I flip open the file—financial records, company reports, even an old internship contract. My breath catches at the last page. My father’s death certificate.
The Ranger’s voice drops lower. “We know you suspect Hollister had a hand in his death. We know you’ve been looking into him for years. This is bigger than you think.”
I keep my focus on the pages, willing my pulse to stay steady. “So what? You’re here to warn me off?”
His exhale is slow, measured. “I’m here to tell you that if you go after this alone, you won’t get another chance. The cartel isn’t just after money. This is personal. And whether or not you like it, that makes you my problem.”
I snap the file shut, turning toward him. “I don’t need a babysitter.”

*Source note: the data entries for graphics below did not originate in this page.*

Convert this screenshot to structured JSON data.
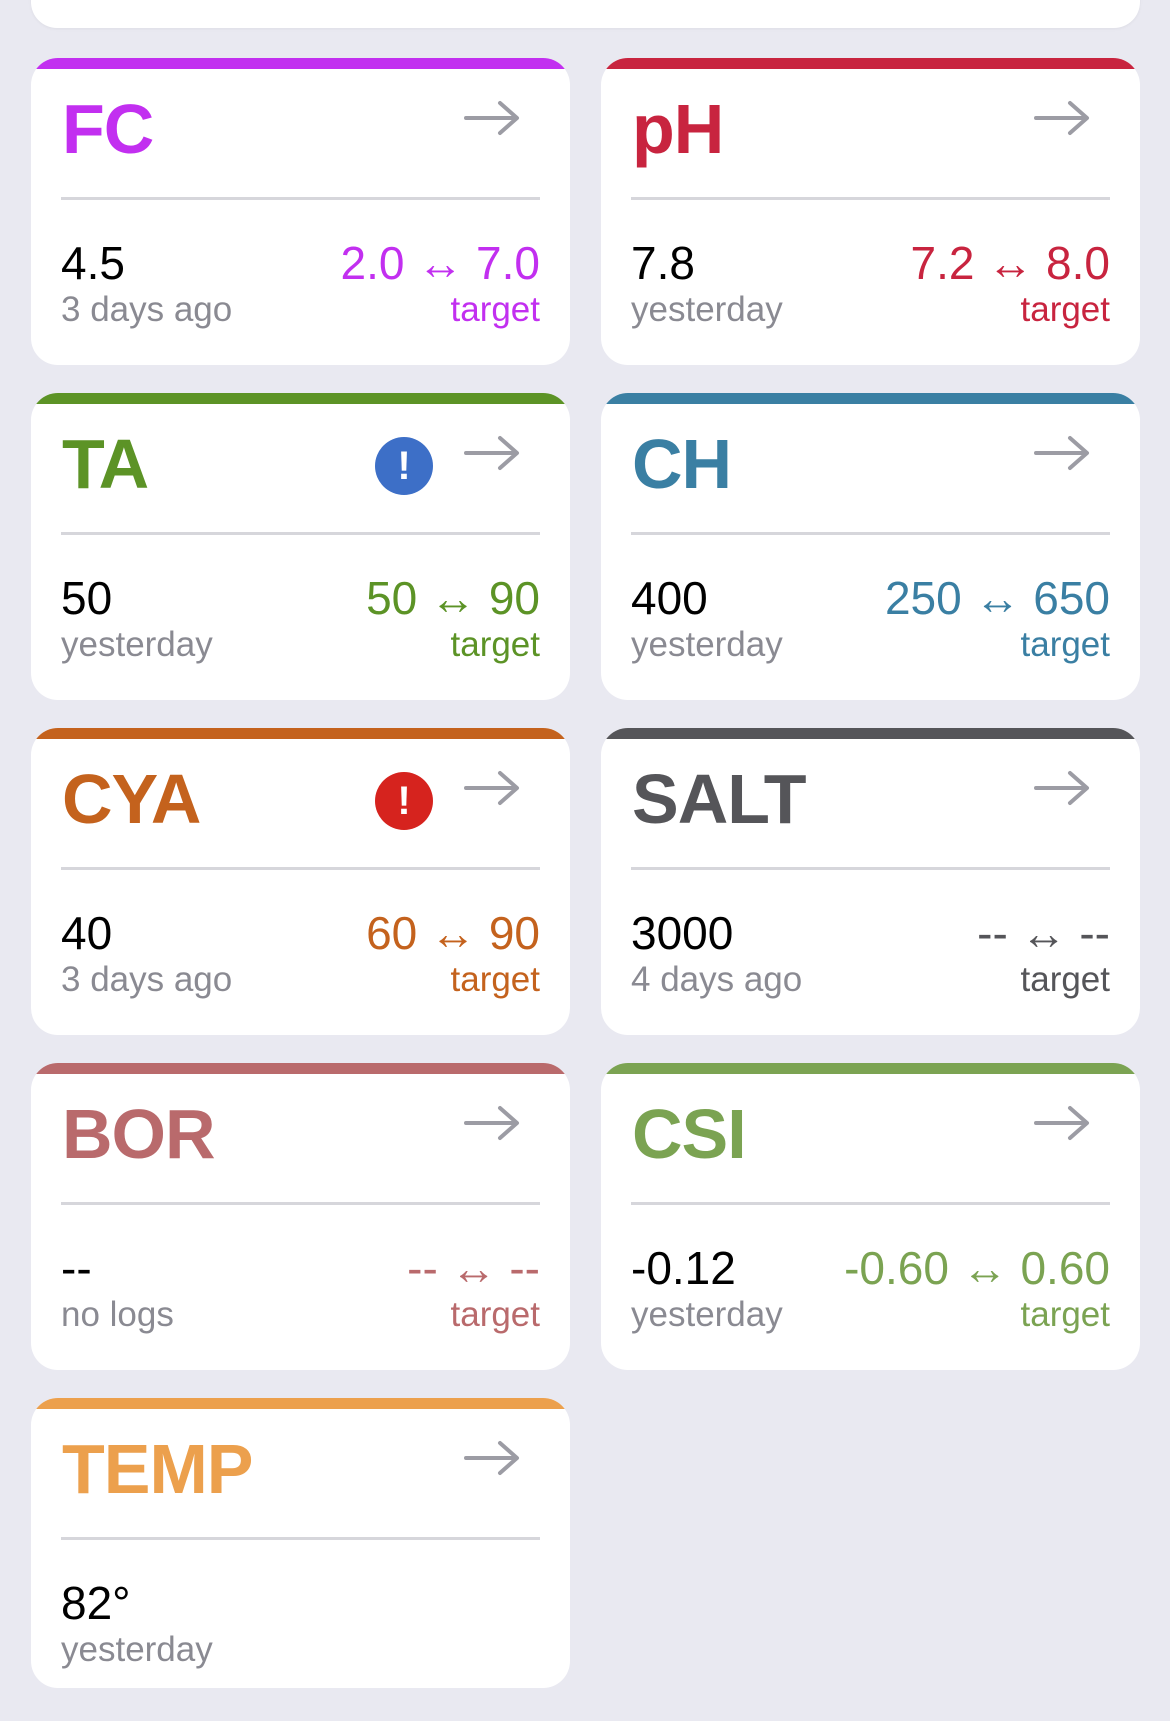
{
  "colors": {
    "fc": "#c22ff0",
    "ph": "#c8243f",
    "ta": "#5c9326",
    "ch": "#3a7fa3",
    "cya": "#c4621d",
    "salt": "#555559",
    "bor": "#b96a6c",
    "csi": "#7ba352",
    "temp": "#eca04d",
    "alert_info": "#3d6fc7",
    "alert_warn": "#d6231e"
  },
  "cards": [
    {
      "key": "fc",
      "title": "FC",
      "value": "4.5",
      "when": "3 days ago",
      "range": "2.0 ↔ 7.0",
      "target": "target",
      "alert": null
    },
    {
      "key": "ph",
      "title": "pH",
      "value": "7.8",
      "when": "yesterday",
      "range": "7.2 ↔ 8.0",
      "target": "target",
      "alert": null
    },
    {
      "key": "ta",
      "title": "TA",
      "value": "50",
      "when": "yesterday",
      "range": "50 ↔ 90",
      "target": "target",
      "alert": "info-alert-icon",
      "alert_glyph": "!"
    },
    {
      "key": "ch",
      "title": "CH",
      "value": "400",
      "when": "yesterday",
      "range": "250 ↔ 650",
      "target": "target",
      "alert": null
    },
    {
      "key": "cya",
      "title": "CYA",
      "value": "40",
      "when": "3 days ago",
      "range": "60 ↔ 90",
      "target": "target",
      "alert": "warning-alert-icon",
      "alert_glyph": "!"
    },
    {
      "key": "salt",
      "title": "SALT",
      "value": "3000",
      "when": "4 days ago",
      "range": "-- ↔ --",
      "target": "target",
      "alert": null
    },
    {
      "key": "bor",
      "title": "BOR",
      "value": "--",
      "when": "no logs",
      "range": "-- ↔ --",
      "target": "target",
      "alert": null
    },
    {
      "key": "csi",
      "title": "CSI",
      "value": "-0.12",
      "when": "yesterday",
      "range": "-0.60 ↔ 0.60",
      "target": "target",
      "alert": null
    },
    {
      "key": "temp",
      "title": "TEMP",
      "value": "82°",
      "when": "yesterday",
      "range": null,
      "target": null,
      "alert": null
    }
  ],
  "icons": {
    "navigate": "arrow-right-icon"
  }
}
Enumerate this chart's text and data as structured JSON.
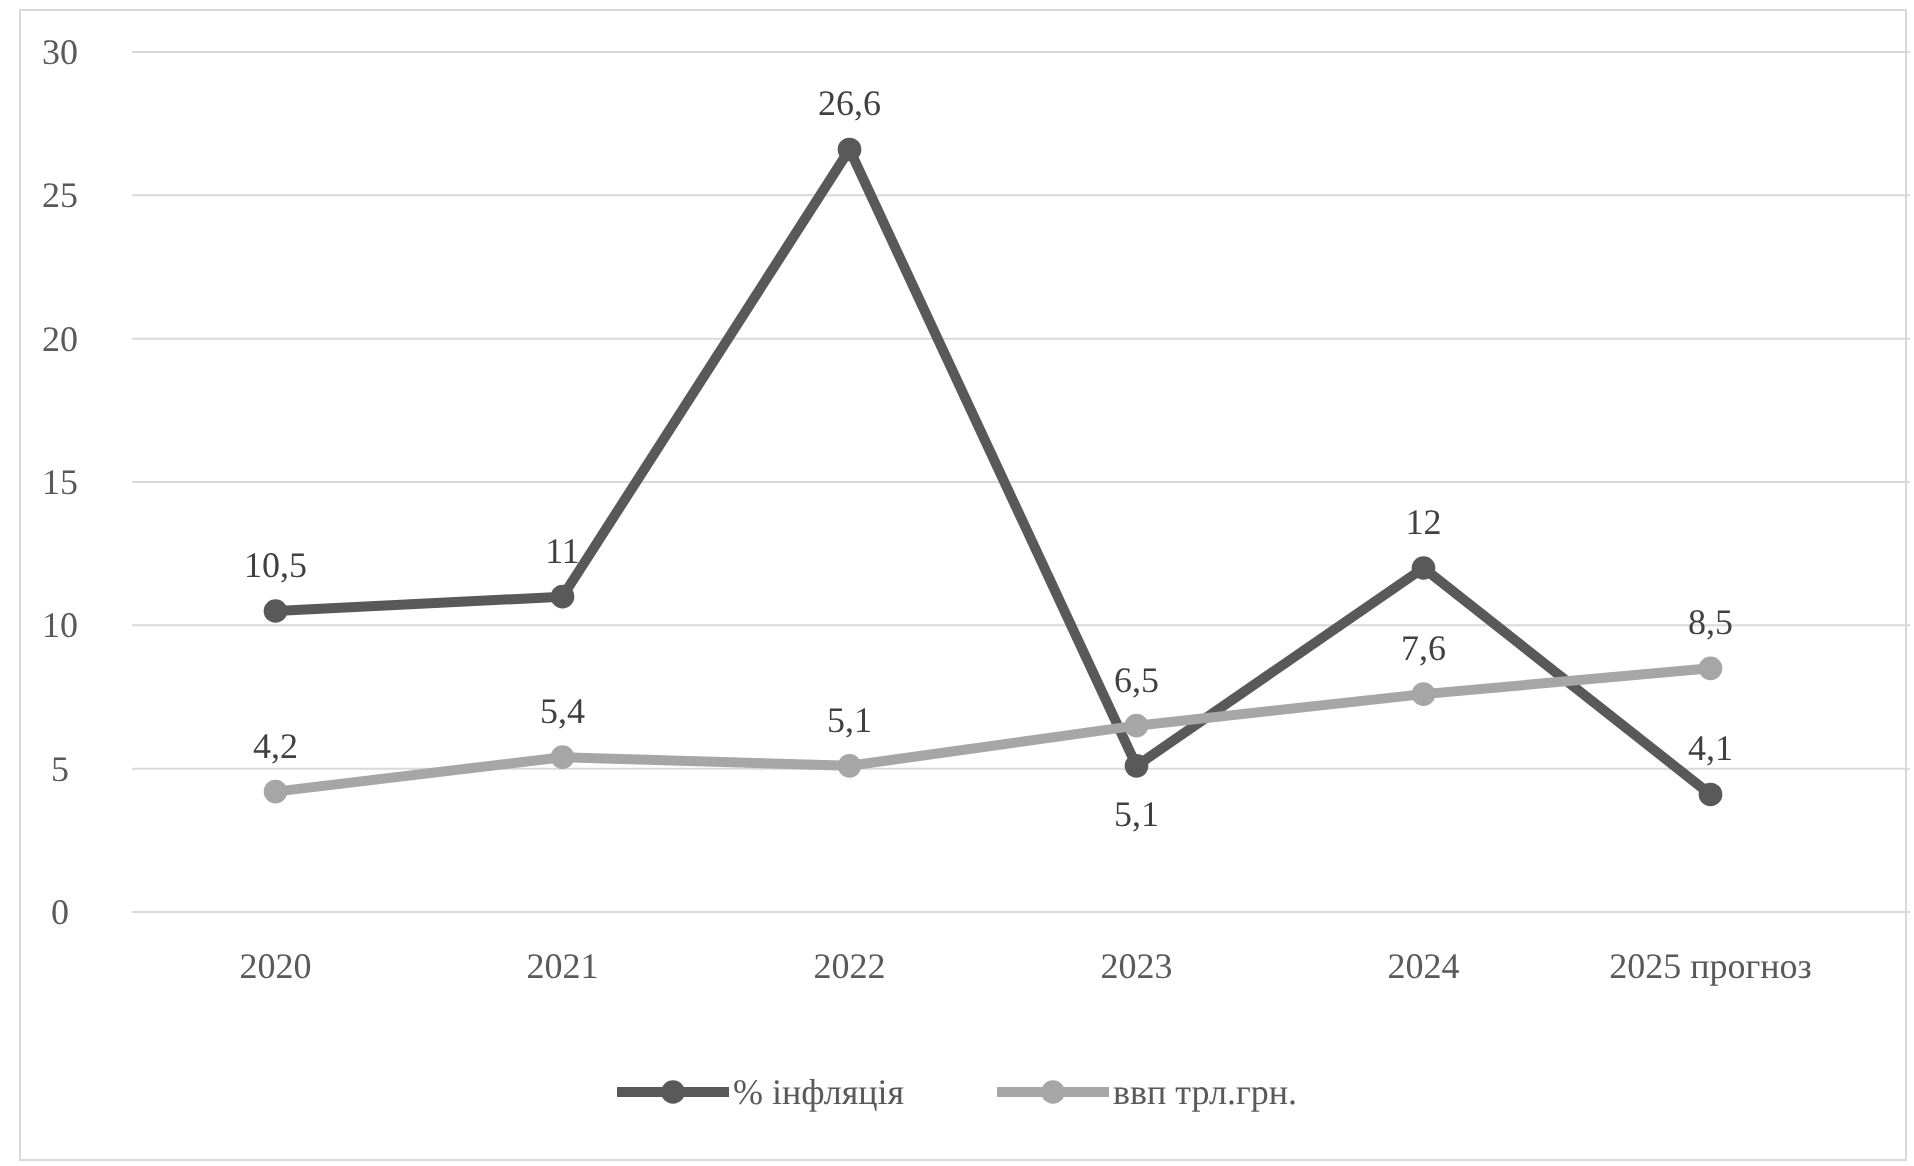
{
  "chart_data": {
    "type": "line",
    "categories": [
      "2020",
      "2021",
      "2022",
      "2023",
      "2024",
      "2025 прогноз"
    ],
    "series": [
      {
        "name": "% інфляція",
        "color": "#595959",
        "values": [
          10.5,
          11,
          26.6,
          5.1,
          12,
          4.1
        ],
        "value_labels": [
          "10,5",
          "11",
          "26,6",
          "5,1",
          "12",
          "4,1"
        ]
      },
      {
        "name": "ввп трл.грн.",
        "color": "#a6a6a6",
        "values": [
          4.2,
          5.4,
          5.1,
          6.5,
          7.6,
          8.5
        ],
        "value_labels": [
          "4,2",
          "5,4",
          "5,1",
          "6,5",
          "7,6",
          "8,5"
        ]
      }
    ],
    "ylim": [
      0,
      30
    ],
    "yticks": [
      0,
      5,
      10,
      15,
      20,
      25,
      30
    ],
    "grid": "y",
    "legend": "bottom",
    "marker": "circle",
    "line_style": "solid"
  }
}
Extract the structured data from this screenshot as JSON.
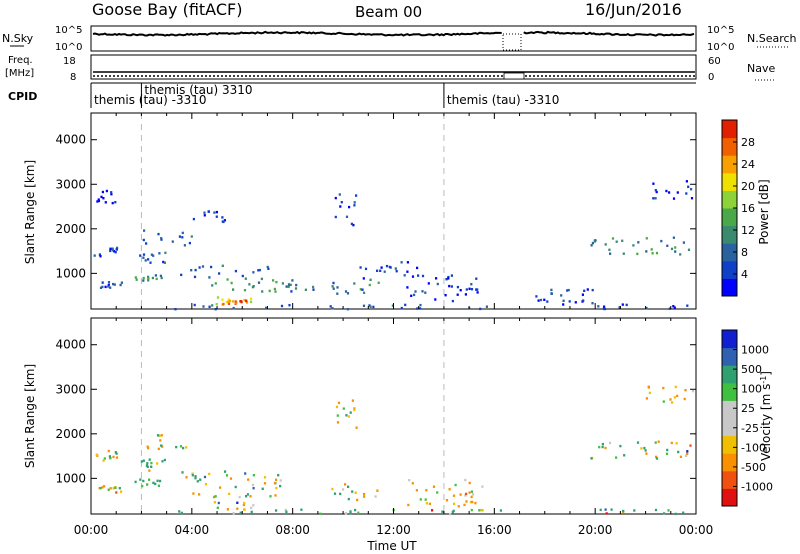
{
  "header": {
    "station": "Goose Bay (fitACF)",
    "beam": "Beam 00",
    "date": "16/Jun/2016"
  },
  "top_panels": {
    "nsky": {
      "label": "N.Sky",
      "tick_top": "10^5",
      "tick_bottom": "10^0",
      "right_label": "N.Search",
      "right_tick_top": "10^5",
      "right_tick_bottom": "10^0"
    },
    "freq": {
      "label_line1": "Freq.",
      "label_line2": "[MHz]",
      "tick_top": "18",
      "tick_bottom": "8",
      "right_label": "Nave",
      "right_tick_top": "60",
      "right_tick_bottom": "0"
    },
    "cpid": {
      "label": "CPID",
      "segments": [
        {
          "start_h": 0,
          "end_h": 2.0,
          "text": "themis (tau) -3310"
        },
        {
          "start_h": 2.0,
          "end_h": 14.0,
          "text": "themis (tau) 3310"
        },
        {
          "start_h": 14.0,
          "end_h": 24.0,
          "text": "themis (tau) -3310"
        }
      ]
    }
  },
  "colorbars": {
    "power": {
      "label": "Power [dB]",
      "ticks": [
        "4",
        "8",
        "12",
        "16",
        "20",
        "24",
        "28"
      ],
      "colors": [
        "#0000ff",
        "#1040c8",
        "#2a62a0",
        "#3a8a70",
        "#4aa848",
        "#8cd238",
        "#f0e000",
        "#f8a000",
        "#f06000",
        "#e02000"
      ]
    },
    "velocity": {
      "label": "Velocity [m s",
      "label_sup": "-1",
      "label_end": "]",
      "ticks": [
        "-1000",
        "-500",
        "-100",
        "-25",
        "25",
        "100",
        "500",
        "1000"
      ],
      "colors": [
        "#e01010",
        "#f05010",
        "#f89000",
        "#f0c000",
        "#c8c8c8",
        "#c8c8c8",
        "#40c040",
        "#30a070",
        "#3060b0",
        "#1020d0"
      ]
    }
  },
  "chart_data": [
    {
      "type": "heatmap",
      "panel": "power",
      "ylabel": "Slant Range [km]",
      "yticks": [
        1000,
        2000,
        3000,
        4000
      ],
      "ylim": [
        200,
        4600
      ],
      "xlim": [
        0,
        24
      ],
      "scatter_regions": [
        {
          "t0": 0.1,
          "t1": 1.0,
          "r0": 1400,
          "r1": 1650,
          "v": 6
        },
        {
          "t0": 0.3,
          "t1": 1.2,
          "r0": 700,
          "r1": 850,
          "v": 7
        },
        {
          "t0": 0.2,
          "t1": 1.0,
          "r0": 2600,
          "r1": 2900,
          "v": 5
        },
        {
          "t0": 1.7,
          "t1": 2.8,
          "r0": 850,
          "r1": 1000,
          "v": 12
        },
        {
          "t0": 1.9,
          "t1": 3.0,
          "r0": 1200,
          "r1": 1500,
          "v": 8
        },
        {
          "t0": 2.0,
          "t1": 4.0,
          "r0": 1650,
          "r1": 2000,
          "v": 9
        },
        {
          "t0": 4.0,
          "t1": 5.5,
          "r0": 2150,
          "r1": 2450,
          "v": 7
        },
        {
          "t0": 3.5,
          "t1": 7.0,
          "r0": 900,
          "r1": 1200,
          "v": 8
        },
        {
          "t0": 4.5,
          "t1": 7.5,
          "r0": 600,
          "r1": 900,
          "v": 13
        },
        {
          "t0": 4.8,
          "t1": 6.5,
          "r0": 320,
          "r1": 500,
          "v": 22
        },
        {
          "t0": 5.2,
          "t1": 6.2,
          "r0": 340,
          "r1": 420,
          "v": 27
        },
        {
          "t0": 3.3,
          "t1": 16.5,
          "r0": 220,
          "r1": 330,
          "v": 9
        },
        {
          "t0": 7.5,
          "t1": 9.0,
          "r0": 600,
          "r1": 900,
          "v": 10
        },
        {
          "t0": 9.5,
          "t1": 11.5,
          "r0": 500,
          "r1": 900,
          "v": 11
        },
        {
          "t0": 9.6,
          "t1": 10.5,
          "r0": 2100,
          "r1": 2800,
          "v": 7
        },
        {
          "t0": 10.5,
          "t1": 13.0,
          "r0": 900,
          "r1": 1300,
          "v": 6
        },
        {
          "t0": 12.5,
          "t1": 15.5,
          "r0": 400,
          "r1": 1000,
          "v": 6
        },
        {
          "t0": 17.5,
          "t1": 20.0,
          "r0": 220,
          "r1": 700,
          "v": 7
        },
        {
          "t0": 20.0,
          "t1": 23.8,
          "r0": 220,
          "r1": 330,
          "v": 6
        },
        {
          "t0": 19.8,
          "t1": 23.8,
          "r0": 1450,
          "r1": 1850,
          "v": 12
        },
        {
          "t0": 22.0,
          "t1": 23.9,
          "r0": 2700,
          "r1": 3100,
          "v": 5
        }
      ]
    },
    {
      "type": "heatmap",
      "panel": "velocity",
      "ylabel": "Slant Range [km]",
      "yticks": [
        1000,
        2000,
        3000,
        4000
      ],
      "ylim": [
        200,
        4600
      ],
      "xlim": [
        0,
        24
      ],
      "xlabel": "Time UT",
      "xticks": [
        "00:00",
        "04:00",
        "08:00",
        "12:00",
        "16:00",
        "20:00",
        "00:00"
      ],
      "scatter_regions": [
        {
          "t0": 0.1,
          "t1": 1.0,
          "r0": 1400,
          "r1": 1650,
          "v": 0
        },
        {
          "t0": 0.3,
          "t1": 1.2,
          "r0": 700,
          "r1": 850,
          "v": 0
        },
        {
          "t0": 1.7,
          "t1": 2.8,
          "r0": 850,
          "r1": 1000,
          "v": 150
        },
        {
          "t0": 1.9,
          "t1": 3.0,
          "r0": 1200,
          "r1": 1500,
          "v": 60
        },
        {
          "t0": 2.0,
          "t1": 4.0,
          "r0": 1650,
          "r1": 2000,
          "v": 0
        },
        {
          "t0": 3.5,
          "t1": 7.5,
          "r0": 600,
          "r1": 1200,
          "v": 0
        },
        {
          "t0": 4.8,
          "t1": 6.5,
          "r0": 320,
          "r1": 500,
          "v": -60
        },
        {
          "t0": 3.3,
          "t1": 16.5,
          "r0": 220,
          "r1": 330,
          "v": 200
        },
        {
          "t0": 9.5,
          "t1": 11.5,
          "r0": 500,
          "r1": 900,
          "v": 0
        },
        {
          "t0": 9.6,
          "t1": 10.5,
          "r0": 2100,
          "r1": 2800,
          "v": 0
        },
        {
          "t0": 12.5,
          "t1": 15.5,
          "r0": 400,
          "r1": 1000,
          "v": -150
        },
        {
          "t0": 19.8,
          "t1": 23.8,
          "r0": 1450,
          "r1": 1850,
          "v": 0
        },
        {
          "t0": 20.0,
          "t1": 23.8,
          "r0": 220,
          "r1": 330,
          "v": 300
        },
        {
          "t0": 22.0,
          "t1": 23.9,
          "r0": 2700,
          "r1": 3100,
          "v": -200
        }
      ]
    }
  ]
}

“Good,” he murmurs, gaze locked on the road. “Because I’m not here to hold your hand. I’m here to make sure you don’t get yourself killed.”
“What the hell is your problem with me? And what the hell is your name?”
“Zane Rushton. People mostly call me Rush.”
“So what now?”
The Ranger grips the wheel, muscles tight as steel cables. He doesn’t answer. He doesn’t have to. Because the moment he looks at me again, his eyes burn.
And I know—I just made a very big mistake.